Nature tends towards entropy. At the same time, it is full of patterns and regularities. How is this possible?
One of my favourite literary characters, the moderately heroic wizard Rincewind from Terry Pratchett’s novels, was once terrified to hear that a certain area featured many erratic rocks. The wizard’s anxiety could be understood if we take the word ‘erratic’ to mean unpredictable or even capricious, and not just as a descriptor of a rock that has been transported by a glacier and deposited in a surprising location.

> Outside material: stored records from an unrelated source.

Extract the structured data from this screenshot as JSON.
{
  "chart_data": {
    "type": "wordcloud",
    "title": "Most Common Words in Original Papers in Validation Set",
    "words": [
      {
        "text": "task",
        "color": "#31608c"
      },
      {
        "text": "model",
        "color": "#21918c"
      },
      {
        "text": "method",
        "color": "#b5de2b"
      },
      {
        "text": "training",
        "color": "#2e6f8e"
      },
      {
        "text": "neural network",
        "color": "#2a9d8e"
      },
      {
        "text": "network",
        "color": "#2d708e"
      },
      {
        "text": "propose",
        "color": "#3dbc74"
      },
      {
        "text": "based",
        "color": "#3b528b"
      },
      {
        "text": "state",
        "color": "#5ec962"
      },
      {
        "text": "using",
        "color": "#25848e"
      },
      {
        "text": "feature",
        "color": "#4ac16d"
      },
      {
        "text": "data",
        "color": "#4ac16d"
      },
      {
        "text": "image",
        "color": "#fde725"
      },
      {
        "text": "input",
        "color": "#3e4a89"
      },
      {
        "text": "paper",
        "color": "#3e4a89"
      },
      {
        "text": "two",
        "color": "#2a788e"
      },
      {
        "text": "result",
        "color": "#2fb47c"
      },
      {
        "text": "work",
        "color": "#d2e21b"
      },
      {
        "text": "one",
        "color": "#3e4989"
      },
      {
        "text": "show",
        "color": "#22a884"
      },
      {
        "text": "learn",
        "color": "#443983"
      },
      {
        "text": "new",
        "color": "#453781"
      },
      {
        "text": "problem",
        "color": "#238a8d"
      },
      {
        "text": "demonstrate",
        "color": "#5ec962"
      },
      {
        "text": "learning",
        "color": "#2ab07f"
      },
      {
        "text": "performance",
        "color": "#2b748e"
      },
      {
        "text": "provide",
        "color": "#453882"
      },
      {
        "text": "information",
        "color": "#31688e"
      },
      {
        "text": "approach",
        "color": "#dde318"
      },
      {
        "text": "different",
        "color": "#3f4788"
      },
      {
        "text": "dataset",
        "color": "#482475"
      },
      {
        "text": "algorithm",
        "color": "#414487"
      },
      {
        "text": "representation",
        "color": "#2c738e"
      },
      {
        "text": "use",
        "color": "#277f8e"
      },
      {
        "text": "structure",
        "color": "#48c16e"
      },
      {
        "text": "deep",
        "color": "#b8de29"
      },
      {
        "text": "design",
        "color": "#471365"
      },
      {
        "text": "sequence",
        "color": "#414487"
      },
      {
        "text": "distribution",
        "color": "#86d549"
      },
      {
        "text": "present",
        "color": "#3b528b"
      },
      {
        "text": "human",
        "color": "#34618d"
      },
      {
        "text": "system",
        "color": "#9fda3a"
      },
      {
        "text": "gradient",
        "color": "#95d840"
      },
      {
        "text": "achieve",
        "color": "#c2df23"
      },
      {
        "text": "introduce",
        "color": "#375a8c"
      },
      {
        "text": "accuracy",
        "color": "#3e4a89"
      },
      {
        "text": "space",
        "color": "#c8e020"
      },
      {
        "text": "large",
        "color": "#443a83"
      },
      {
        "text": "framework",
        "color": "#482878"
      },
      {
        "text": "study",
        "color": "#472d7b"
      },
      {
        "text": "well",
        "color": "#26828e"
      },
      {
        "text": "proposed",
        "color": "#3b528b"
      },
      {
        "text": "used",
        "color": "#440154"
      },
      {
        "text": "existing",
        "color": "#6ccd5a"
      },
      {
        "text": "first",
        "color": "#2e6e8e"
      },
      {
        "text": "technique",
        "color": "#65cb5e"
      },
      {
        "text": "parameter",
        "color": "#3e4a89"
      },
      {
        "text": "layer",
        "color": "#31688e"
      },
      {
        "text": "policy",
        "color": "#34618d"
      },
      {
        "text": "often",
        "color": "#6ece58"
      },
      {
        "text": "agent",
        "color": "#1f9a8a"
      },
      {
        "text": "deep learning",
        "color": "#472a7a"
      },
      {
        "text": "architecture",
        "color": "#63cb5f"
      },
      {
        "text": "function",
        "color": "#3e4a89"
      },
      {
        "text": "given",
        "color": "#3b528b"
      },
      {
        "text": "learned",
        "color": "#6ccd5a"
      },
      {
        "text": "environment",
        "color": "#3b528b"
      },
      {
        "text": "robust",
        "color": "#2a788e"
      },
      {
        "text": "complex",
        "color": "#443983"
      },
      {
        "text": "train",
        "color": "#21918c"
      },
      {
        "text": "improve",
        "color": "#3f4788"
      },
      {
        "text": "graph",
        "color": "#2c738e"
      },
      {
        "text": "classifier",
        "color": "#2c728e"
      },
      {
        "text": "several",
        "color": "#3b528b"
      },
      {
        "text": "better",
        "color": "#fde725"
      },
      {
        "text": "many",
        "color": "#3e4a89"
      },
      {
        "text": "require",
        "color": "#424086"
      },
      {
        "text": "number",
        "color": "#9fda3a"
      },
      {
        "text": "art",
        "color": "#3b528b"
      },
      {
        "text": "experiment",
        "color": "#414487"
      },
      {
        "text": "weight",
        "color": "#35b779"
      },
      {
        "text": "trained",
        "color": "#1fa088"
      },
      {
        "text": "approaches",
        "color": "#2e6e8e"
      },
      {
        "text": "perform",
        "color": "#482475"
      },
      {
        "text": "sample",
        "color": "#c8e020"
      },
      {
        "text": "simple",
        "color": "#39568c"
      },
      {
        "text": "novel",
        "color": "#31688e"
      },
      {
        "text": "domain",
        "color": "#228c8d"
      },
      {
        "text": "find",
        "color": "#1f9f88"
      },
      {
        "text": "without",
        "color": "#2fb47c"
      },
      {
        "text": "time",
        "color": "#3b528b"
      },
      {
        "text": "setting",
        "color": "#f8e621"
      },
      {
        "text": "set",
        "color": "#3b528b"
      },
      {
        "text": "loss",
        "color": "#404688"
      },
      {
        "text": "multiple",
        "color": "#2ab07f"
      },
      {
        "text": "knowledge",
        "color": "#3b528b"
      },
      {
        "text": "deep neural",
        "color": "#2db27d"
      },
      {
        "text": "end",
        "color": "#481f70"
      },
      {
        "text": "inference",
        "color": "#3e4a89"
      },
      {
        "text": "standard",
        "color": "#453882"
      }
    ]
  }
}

As is usually the case with Pratchett, however, Rincewind’s worries illustrate a deeper issue. We generally feel safer in an orderly, predictable world. Our attempts to comprehend the universe make us so keen to find in it some universal patterns and rules that we often get led astray. Furthermore, if we do manage to find some patterns or similarities, we insist on giving them a deeper meaning, even though so many phenomena around us are either random, or appear the way they do because there isn’t much of an alternative. The veins in our hands, the venation of leaves and courses of rivers are all supposed to illustrate our deep connection to nature. That connection does exist, of course, but is there any other way for them to flow? If many small trickles combine to form a larger one, this is what it looks like; there’s no alternative, and the only thing it illustrates is the behaviour of liquids in vessels.